Las movilizaciones en contra constituyen el intento desesperado de frenar la máquina allí donde ésta choca con unas condiciones vitales dignas negadas; más allá, reflejan el agotamiento de un paradigma que, en nuestro país, esconde mucho de pelotazo y corrupción, de venta de suelo en un sentido tan literal como simbólico. Si el filósofo Bruno Latour hablaba de una tierra que se desmoronaba bajo nuestros pies, dejándonos suspendidos, Marc Augé teorizó otro desvanecimiento de los espacios, aquél que sucede cuando éstos mutan en no-lugares: topografías hueras y uniformes predispuestas a la transacción financiera y el despojamiento de la subjetividad, como pueden ser un centro comercial o un aeropuerto. Se trata de las dos caras de la misma moneda: la arena de la costa cediendo frente al ladrillo y el barrio convertido en parque temático. En mitad de la demolición, otro ingrediente, bastante más polémico, aparece: el hecho de que los cuerpos ajados por el trabajo y los sueldos miserables reclaman, a su vez, la parcela de ocio que los libere de quehaceres y los transporte a un sitio mejor, sobre el cual poder extender una tumbona y olvidar cotidianidades, muchas veces, indeseables. Por eso criticar el turismo se vuelve un arma de doble filo: no quedan ya más rincones que perimetrar, tasar, mercantilizar, el torrente demoledor ha llegado a nuestros portales, pero es que ese mismo torrente económico quizá también empuje a querer huir.

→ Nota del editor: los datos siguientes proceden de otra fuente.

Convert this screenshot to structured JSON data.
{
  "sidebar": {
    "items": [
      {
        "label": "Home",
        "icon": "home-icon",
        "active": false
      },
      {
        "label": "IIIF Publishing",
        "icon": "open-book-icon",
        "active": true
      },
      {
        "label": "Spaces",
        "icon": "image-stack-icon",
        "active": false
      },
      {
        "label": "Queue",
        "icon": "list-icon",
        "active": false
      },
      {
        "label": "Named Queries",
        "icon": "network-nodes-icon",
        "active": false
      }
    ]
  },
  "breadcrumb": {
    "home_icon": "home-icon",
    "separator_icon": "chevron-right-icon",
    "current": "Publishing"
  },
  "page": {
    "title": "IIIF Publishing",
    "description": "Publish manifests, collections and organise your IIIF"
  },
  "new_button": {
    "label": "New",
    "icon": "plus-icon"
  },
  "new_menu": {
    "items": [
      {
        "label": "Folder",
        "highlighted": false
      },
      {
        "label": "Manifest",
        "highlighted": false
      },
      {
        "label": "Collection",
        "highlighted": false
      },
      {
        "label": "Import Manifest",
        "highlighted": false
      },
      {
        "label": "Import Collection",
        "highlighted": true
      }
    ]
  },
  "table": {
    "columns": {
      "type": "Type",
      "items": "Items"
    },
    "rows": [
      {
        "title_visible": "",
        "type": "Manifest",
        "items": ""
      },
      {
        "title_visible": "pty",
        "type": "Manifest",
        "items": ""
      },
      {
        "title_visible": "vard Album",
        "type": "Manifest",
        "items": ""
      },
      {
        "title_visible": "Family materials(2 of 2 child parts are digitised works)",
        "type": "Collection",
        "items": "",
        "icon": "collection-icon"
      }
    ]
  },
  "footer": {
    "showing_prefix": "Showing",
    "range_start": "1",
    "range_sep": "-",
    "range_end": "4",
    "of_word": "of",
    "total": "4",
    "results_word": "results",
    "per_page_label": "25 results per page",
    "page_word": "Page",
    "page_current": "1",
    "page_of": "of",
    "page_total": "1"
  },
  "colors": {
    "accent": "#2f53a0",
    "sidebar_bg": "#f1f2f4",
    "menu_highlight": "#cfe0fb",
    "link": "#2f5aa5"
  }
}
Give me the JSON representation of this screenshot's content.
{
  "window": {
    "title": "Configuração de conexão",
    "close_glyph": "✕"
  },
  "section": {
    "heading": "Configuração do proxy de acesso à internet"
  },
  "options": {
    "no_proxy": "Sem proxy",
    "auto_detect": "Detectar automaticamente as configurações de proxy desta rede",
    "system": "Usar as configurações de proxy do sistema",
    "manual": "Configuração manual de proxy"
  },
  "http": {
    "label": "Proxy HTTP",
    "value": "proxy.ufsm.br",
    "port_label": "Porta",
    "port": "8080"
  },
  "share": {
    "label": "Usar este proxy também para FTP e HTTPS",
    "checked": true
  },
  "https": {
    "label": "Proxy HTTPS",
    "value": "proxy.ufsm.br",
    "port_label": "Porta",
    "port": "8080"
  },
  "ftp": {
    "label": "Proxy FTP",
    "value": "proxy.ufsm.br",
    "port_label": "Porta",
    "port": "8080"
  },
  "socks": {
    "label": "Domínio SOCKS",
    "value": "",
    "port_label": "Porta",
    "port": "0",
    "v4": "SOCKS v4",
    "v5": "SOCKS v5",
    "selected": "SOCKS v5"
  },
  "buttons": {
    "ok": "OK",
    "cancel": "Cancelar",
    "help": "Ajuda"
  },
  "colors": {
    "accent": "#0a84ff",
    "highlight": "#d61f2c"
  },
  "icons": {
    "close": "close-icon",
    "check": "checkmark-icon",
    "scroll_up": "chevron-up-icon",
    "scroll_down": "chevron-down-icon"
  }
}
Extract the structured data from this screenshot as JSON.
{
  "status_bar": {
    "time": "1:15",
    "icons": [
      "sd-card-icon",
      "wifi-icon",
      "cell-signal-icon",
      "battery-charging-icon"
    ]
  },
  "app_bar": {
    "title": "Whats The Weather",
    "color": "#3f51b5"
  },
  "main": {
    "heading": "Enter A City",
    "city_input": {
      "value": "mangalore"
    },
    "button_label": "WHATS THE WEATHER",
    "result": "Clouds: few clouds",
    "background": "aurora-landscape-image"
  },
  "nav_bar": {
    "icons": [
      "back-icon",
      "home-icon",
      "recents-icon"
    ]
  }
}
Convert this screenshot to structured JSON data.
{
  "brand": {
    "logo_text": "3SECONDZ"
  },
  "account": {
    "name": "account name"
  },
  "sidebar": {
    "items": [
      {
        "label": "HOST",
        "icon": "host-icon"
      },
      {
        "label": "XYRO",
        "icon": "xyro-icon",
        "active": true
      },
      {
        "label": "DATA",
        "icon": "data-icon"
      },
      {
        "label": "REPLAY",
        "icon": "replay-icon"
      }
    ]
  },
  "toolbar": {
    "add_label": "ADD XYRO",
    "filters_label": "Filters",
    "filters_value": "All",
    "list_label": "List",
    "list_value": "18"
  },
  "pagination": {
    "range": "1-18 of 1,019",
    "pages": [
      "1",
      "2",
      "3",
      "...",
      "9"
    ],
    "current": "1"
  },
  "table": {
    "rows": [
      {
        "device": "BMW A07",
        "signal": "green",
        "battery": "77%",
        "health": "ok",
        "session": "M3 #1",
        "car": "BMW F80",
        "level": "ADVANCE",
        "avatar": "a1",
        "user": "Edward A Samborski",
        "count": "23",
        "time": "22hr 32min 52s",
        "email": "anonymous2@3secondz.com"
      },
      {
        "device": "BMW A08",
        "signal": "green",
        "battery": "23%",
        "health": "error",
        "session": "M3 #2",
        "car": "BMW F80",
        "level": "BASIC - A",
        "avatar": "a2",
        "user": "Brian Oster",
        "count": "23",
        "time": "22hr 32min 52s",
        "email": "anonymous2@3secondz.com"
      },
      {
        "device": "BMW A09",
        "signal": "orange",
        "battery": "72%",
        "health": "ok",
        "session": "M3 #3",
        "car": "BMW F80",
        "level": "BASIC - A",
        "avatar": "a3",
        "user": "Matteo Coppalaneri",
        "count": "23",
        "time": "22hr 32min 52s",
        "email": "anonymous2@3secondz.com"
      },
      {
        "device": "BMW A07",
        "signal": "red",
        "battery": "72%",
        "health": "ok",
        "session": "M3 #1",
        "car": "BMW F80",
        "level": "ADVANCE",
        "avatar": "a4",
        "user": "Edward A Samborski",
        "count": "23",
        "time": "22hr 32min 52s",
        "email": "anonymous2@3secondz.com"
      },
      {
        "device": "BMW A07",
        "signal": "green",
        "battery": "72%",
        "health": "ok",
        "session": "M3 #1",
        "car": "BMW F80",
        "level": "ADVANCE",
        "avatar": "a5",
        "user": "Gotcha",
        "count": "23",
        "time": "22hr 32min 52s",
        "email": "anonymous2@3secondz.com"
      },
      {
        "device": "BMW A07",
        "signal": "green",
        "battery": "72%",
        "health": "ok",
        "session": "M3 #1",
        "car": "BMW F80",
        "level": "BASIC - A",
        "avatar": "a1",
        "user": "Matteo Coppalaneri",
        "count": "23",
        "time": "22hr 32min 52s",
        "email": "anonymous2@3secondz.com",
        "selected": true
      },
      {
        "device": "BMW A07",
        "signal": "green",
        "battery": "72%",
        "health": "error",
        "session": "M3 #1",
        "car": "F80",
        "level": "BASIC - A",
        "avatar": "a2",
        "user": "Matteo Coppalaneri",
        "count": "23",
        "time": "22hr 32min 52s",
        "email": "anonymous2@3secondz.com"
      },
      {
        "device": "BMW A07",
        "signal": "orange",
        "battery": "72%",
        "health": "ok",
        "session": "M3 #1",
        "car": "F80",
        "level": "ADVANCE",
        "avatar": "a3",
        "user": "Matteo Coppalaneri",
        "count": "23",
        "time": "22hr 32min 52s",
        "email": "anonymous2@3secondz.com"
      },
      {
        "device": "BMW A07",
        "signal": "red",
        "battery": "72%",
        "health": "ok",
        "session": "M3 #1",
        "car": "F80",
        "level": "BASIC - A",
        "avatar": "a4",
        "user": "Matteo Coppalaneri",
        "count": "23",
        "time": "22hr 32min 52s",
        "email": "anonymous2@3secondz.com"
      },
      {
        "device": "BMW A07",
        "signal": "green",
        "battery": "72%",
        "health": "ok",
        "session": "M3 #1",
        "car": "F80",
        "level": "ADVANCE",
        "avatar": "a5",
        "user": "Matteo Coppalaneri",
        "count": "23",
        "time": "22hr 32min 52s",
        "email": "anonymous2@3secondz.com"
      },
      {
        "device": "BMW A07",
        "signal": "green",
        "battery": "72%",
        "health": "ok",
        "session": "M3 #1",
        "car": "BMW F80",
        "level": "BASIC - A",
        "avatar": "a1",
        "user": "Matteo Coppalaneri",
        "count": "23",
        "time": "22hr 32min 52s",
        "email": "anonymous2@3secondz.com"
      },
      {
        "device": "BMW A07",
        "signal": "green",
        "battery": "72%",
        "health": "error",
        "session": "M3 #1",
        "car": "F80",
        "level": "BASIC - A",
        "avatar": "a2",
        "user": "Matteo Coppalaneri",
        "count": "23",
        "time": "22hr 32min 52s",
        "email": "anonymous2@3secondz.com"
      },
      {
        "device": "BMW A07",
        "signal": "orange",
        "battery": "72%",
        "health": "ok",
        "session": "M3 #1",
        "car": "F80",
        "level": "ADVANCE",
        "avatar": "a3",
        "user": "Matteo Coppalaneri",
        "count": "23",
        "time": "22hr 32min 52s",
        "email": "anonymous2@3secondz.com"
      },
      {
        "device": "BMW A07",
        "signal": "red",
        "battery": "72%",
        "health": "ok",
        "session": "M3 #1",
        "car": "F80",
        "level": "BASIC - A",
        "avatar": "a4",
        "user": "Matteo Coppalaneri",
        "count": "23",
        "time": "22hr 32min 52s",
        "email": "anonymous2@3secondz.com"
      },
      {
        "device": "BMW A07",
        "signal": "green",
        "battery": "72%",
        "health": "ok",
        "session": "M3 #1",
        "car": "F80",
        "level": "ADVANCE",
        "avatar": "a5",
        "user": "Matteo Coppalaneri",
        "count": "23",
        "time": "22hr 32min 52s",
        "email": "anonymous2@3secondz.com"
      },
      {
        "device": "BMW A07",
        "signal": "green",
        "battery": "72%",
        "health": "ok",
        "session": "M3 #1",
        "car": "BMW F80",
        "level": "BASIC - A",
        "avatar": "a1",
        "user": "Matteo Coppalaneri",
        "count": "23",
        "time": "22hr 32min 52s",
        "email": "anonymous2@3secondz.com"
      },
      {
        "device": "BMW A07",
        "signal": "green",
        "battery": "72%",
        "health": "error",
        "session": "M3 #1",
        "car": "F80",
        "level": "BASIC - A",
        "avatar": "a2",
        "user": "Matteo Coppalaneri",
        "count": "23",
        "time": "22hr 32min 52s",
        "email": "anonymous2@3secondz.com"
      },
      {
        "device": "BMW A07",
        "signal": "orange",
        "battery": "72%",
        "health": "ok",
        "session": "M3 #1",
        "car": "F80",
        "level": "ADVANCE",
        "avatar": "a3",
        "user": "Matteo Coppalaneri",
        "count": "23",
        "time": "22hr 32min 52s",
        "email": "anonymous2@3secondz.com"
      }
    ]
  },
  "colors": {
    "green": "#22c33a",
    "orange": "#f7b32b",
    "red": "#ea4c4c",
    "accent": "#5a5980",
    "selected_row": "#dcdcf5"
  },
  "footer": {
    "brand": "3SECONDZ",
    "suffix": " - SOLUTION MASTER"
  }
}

Tal vez habría que comenzar a pensar en sociedades amables que eviten tales movimientos centrífugos; en garantizar derechos básicos como la vivienda y la tierra que pisamos; en labrar un suelo fértil del que no apetezca marchar porque se encuentre plagado de vínculos afectivos y belleza; en regular una actividad que se ha demostrado sobradamente nociva a partir de criterios anclados a la justicia social y fiscal; y en forjar maneras de ampliar el tiempo libre sin que éste sea reconducido, una vez más, a alimentar masivamente la máquina que nos devora.